I havent been able to use a kernel, what sets a function pointer in the memory and call that from a different kernel. Of course Im talking about ptx files, and using the driver api it works with the runtime api, but all of the kernels are need to be in the same cu file… (I have tried using multiple cu files and passing different pointers between them but it didn`t worked)
device functions don’t currently get external symbols in the host object files emitted by the CUDA toolchain, so there is no way currently to do what you are asking for.
PTX 2.x supports indirect call via pointer, so it might be at least theoretically possible, but it would require extremely careful design. You would probably have to use inline PTX in your CUDA code to implement the function call, because I very much doubt the compiler could be persuaded to generate indirect calls via anonymous pointers. Even then I would be highly skeptical it would work without completely turning inline compilation off in the compiler, which could have pretty major performance implications otherwise.

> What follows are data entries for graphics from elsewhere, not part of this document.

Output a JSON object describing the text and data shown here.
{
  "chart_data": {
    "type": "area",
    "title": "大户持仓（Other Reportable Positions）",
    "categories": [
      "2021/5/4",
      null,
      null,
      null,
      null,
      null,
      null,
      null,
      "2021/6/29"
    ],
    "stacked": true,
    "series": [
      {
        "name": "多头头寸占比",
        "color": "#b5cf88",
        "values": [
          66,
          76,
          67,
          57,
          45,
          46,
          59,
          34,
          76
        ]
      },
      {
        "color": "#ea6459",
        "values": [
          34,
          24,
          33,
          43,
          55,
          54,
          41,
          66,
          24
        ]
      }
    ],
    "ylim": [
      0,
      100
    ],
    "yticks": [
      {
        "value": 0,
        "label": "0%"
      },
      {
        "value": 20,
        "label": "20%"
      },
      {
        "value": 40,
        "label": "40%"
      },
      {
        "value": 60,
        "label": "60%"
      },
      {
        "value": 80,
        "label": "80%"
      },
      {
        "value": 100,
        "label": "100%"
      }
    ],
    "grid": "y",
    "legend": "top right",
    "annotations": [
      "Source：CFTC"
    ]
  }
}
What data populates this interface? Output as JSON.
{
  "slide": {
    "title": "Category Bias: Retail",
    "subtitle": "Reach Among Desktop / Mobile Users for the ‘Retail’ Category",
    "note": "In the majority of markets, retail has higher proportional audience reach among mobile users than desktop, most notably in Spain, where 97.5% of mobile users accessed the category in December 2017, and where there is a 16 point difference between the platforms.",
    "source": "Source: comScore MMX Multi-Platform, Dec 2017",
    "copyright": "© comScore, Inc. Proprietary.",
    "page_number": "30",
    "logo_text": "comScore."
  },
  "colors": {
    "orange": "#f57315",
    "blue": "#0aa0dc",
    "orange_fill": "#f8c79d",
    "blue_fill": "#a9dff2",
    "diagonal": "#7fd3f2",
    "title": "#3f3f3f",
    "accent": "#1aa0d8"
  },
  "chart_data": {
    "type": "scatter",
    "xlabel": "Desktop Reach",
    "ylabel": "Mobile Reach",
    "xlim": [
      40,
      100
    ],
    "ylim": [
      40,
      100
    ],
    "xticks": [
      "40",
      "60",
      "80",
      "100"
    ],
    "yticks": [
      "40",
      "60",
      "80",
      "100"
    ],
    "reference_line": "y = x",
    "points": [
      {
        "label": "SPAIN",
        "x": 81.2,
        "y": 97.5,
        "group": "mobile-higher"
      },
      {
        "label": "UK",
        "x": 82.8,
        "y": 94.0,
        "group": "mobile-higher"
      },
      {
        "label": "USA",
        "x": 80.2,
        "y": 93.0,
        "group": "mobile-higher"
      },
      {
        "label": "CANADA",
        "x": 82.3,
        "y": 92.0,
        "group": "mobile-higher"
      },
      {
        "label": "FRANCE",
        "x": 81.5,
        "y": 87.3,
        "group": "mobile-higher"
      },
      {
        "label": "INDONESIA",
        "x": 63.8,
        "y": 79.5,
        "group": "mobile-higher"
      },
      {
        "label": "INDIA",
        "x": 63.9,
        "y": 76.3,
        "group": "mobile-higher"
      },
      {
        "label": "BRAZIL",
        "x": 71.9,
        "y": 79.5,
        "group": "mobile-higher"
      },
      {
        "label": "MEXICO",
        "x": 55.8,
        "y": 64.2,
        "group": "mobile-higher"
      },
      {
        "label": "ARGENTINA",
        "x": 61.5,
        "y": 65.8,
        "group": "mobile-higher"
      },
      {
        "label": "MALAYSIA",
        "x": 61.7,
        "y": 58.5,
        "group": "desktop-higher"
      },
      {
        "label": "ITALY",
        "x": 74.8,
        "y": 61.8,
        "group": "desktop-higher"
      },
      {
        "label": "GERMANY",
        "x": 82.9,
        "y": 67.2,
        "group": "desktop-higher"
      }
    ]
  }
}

Please post your working proof of concept when you get it going so we can have a look at it…
Thank you for the tips! I don’t think using inline ptx would be that complicated, but turning off inline calls is pretty harsh… Can I do that using pragma-s only in some parts of the code?
To the best of my knowledge, inline calls are all or nothing, and only controllable by the -Xopencc=“-INLINE:=off” option to nvopencc. So you either have inline calls, or you don’t. But it might still be possible have inline function expansion and use inline PTX for the calls where you will (somehow) provide the anonymous function pointer after the PTX has been generated. This is all really at the outer edge of what is documented and how things really work, so best of luck with it.
So here is the reply, about what I found out (sorry for the late one, I had a lot of other tasks recently).
ATM I’m compiling the whole code into multiple ptx files, and parsing them together with the main kernel (in the external ptx files I’m using a small kernel to pass the function pointers at program init), and passing that to the JIT. It works, though not the best solution… It works with simple cases, but in more complex ones I do need to modify some part of the code (renaming constants and so on…). This way I don’t need to write my own ptx generation, and I can rely mostly on nvcc.